Consider two circles of radii R and R/2 with the smaller one rolling
  inside the bigger circle without slipping. Copernicus' Theorem states
  a surprising result that a point on the circumference of the small
  circle traces a straight line segment - a diameter of the big circle,
  to be precise.

If found the following useful resource with a proof.
I was able to understand everything of the proof besides the first argument:

Assume point M on the small circle has previously occupied the
  position of point N on the large circle. Since there is no slipping,
  arcs PM (on the small circle) and PN (on the large circle) have
  exactly the same length.


I can't conclude that the arcs of PM and PN (marked as red) should have the same lenght. Is there a proof for that?

 A: Here's a proof.
Have the point Q be on the opposite side of point N.
Statement: The arcs PN and PM have the same length when the smaller circle rolls without slipping.
Proof:
Assume, to the contrary, that the arcs PN and PM do not have the same length.
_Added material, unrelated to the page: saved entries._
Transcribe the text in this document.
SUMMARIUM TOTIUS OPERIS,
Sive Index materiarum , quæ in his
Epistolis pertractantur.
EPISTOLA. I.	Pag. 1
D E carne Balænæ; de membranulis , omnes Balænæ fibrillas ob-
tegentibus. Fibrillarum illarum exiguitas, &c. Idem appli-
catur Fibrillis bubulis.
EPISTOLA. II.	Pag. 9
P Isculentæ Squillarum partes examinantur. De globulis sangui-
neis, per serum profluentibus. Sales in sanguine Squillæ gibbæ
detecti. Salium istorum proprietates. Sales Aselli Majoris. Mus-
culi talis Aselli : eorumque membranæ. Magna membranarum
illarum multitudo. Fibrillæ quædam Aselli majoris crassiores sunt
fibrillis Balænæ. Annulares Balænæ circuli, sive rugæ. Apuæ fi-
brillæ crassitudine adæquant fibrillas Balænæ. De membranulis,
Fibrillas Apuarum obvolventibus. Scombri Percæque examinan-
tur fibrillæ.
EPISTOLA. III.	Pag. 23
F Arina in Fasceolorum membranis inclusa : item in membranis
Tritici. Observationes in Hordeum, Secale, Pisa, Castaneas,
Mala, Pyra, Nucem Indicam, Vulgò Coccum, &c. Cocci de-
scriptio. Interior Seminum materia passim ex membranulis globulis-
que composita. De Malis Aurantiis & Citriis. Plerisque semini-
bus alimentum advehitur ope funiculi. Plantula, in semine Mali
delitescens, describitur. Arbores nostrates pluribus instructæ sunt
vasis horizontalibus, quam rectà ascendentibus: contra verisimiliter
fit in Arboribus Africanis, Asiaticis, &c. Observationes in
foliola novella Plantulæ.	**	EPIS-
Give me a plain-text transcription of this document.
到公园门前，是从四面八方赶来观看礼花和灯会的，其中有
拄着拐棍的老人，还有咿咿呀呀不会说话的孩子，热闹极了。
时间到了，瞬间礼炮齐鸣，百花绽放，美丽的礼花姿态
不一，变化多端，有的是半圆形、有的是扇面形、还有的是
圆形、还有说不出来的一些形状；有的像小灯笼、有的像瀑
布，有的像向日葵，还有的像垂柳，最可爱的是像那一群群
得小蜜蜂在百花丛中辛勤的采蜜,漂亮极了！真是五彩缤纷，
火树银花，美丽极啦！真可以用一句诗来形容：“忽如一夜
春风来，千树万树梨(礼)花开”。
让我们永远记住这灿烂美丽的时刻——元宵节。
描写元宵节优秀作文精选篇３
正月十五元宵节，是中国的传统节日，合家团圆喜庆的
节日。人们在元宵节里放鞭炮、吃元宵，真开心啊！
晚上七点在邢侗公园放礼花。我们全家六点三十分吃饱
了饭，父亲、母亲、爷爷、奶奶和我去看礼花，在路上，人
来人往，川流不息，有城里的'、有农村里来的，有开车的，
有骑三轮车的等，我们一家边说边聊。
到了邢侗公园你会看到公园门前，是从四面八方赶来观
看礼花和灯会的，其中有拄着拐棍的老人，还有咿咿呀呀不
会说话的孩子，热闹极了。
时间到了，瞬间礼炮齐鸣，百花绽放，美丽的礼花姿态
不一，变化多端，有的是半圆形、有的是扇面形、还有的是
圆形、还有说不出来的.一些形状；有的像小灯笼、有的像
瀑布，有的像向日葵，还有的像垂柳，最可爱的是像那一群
Then there is no bijection between the points on the arcs PN and PM. As an aide, we can express this (albeit incorrectly) as a function $f: PN→PM$. There are two cases.
Case I: Arc PN has points that correspond to the same point on arc PM.
Case II: Arc PN has all points not correspond to some points on arc PM.
Case I: Let the arc PN have a length greater than or equal to $π$. The smaller circle rolls $2π$ radians or onwards. However, the arc length of PM cannot be greater than the smaller circle’s circumference. From $S=θr$, we have $S=2π \cdot \frac{1}{2}=π$.  Therefore, the point Q is where the arc length is longest. This is precisely the arc length of QN, a contradiction.
Case II: Let the arc PN have a length less than $\pi$. The smaller circle must not touch the larger circle at some point for its arc length to be $\pi$, violating no slipping. ∎